Rowley's fashions are presented bi-annually at New York Fashion Week. Signature Cynthia Rowley stores are in New York City, Montauk, Houston, Greenwich, CT, and Newport Beach as well as at the company's web store.

Rowley's designs were described by The New York Times as "flirty, vibrantly colored dresses and tops in wispy materials" that have "a whiff of the carefree, simple spirit" of Claire McCardell.

=== Awards ===
The Council of Fashion Designers of America honored Rowley with a Perry Ellis Award for New Fashion Talent in 1994. In 2012, Rowley was given the School of the Art Institute of Chicago's Legend of Fashion award.

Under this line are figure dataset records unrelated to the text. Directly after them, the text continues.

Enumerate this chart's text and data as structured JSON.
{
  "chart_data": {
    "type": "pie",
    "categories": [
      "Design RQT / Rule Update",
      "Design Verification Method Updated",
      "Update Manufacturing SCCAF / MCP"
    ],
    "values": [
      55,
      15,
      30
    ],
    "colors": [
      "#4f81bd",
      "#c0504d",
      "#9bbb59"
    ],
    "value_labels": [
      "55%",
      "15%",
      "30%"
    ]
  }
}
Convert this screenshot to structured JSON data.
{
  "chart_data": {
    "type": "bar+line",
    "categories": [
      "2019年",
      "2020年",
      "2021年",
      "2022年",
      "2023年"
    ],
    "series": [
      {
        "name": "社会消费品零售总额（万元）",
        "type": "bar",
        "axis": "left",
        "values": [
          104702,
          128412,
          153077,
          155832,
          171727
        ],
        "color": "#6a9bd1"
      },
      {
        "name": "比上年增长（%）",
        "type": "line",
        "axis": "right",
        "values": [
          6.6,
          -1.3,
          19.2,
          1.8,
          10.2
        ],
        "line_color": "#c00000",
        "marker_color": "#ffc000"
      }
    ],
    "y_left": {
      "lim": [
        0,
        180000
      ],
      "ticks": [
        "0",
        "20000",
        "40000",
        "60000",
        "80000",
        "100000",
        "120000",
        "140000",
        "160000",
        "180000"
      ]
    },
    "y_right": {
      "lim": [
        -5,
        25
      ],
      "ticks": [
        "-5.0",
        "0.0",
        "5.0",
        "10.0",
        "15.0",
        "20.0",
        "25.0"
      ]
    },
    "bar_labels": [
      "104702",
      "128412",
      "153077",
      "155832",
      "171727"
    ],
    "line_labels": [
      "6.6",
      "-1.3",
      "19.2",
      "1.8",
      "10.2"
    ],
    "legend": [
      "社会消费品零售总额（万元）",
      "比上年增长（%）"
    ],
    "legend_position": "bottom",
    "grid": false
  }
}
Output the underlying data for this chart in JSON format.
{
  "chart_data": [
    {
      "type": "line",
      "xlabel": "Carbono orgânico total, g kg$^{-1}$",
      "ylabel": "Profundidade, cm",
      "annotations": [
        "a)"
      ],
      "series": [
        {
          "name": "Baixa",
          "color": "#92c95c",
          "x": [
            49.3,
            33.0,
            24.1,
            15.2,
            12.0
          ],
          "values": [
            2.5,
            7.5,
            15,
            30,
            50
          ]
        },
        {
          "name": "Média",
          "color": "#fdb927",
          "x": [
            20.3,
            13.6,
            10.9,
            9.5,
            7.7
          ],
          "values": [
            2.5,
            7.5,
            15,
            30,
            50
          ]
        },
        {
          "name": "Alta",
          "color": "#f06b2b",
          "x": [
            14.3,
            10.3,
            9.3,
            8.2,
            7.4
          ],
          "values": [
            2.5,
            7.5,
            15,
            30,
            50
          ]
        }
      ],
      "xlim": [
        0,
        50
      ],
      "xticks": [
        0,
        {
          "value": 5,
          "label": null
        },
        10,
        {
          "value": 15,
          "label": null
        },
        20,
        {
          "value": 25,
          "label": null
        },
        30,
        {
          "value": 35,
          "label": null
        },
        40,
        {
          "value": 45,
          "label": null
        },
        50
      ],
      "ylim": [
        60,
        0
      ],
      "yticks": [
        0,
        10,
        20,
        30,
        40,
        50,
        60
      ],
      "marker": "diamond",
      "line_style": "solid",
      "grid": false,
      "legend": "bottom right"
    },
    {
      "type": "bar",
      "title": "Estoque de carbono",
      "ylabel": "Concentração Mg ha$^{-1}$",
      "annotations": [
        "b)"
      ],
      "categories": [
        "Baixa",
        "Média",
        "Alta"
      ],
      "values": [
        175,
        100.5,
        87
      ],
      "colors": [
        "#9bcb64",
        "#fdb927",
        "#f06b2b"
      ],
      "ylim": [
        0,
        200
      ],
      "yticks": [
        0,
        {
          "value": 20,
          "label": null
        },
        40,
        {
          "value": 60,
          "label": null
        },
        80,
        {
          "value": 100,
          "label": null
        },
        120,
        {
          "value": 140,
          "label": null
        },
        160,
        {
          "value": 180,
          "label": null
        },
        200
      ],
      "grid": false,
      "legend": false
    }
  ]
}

In 2015, Rowley won the Designer of the Year award at the 37th Annual American Apparel and Footwear Association American Image Awards. | In 2023, Rowley received an honorary doctorate from the Art Institute of Chicago.

===Media===
Rowley has appeared as a judge on the reality television programs 24 Hour Catwalk, America's Next Top Model, Project Runway and Design Star and has been a guest on The Today Show, Good Morning America, The Oprah Winfrey Show, Gossip Girl, Celebrity Jeopardy, and the Late Show with David Letterman, among other programs. The TV series Return to Amish on the TLC network follows ex-Amish Kate Stoltzfus as she interns at Rowley's design company.

She has written and co-written several books:
- Slim: A Fantasy Memoir (Random House, 2007)
- The Swell Dressed Party (with co-author Ilene Rosenzweig, Atria, 2005)
- Swell Holiday (with Rosenzweig, Atria, 2003)
- Home Swell Home (with Rosenzweig, Atria, 2002)
- Swell: A Girl's Guide to the Good Life (with Rosenzweig, Time Warner, 1999)

==Personal life==
Rowley's first husband was photographer Tom Sullivan, who died of cancer at the age of 32 in 1994. Rowley married Brooklyn sculptor William Keenan Jr., with whom she had a daughter, Kit Keenan (born 1999). Kit released her own line of clothing in 2018, titled KIT. In 2019, Cynthia and Kit created a podcast together called Ageless. In 2021, Kit was a contestant on The Bachelor, where she alluded to having a well-known mother After Rowley and Keenan Jr. divorced, she married William "Bill" Powers, an art dealer, writer, and owner of the Half Gallery in Manhattan's Upper East Side, on September 17, 2005, at the home of photographer Peter Beard.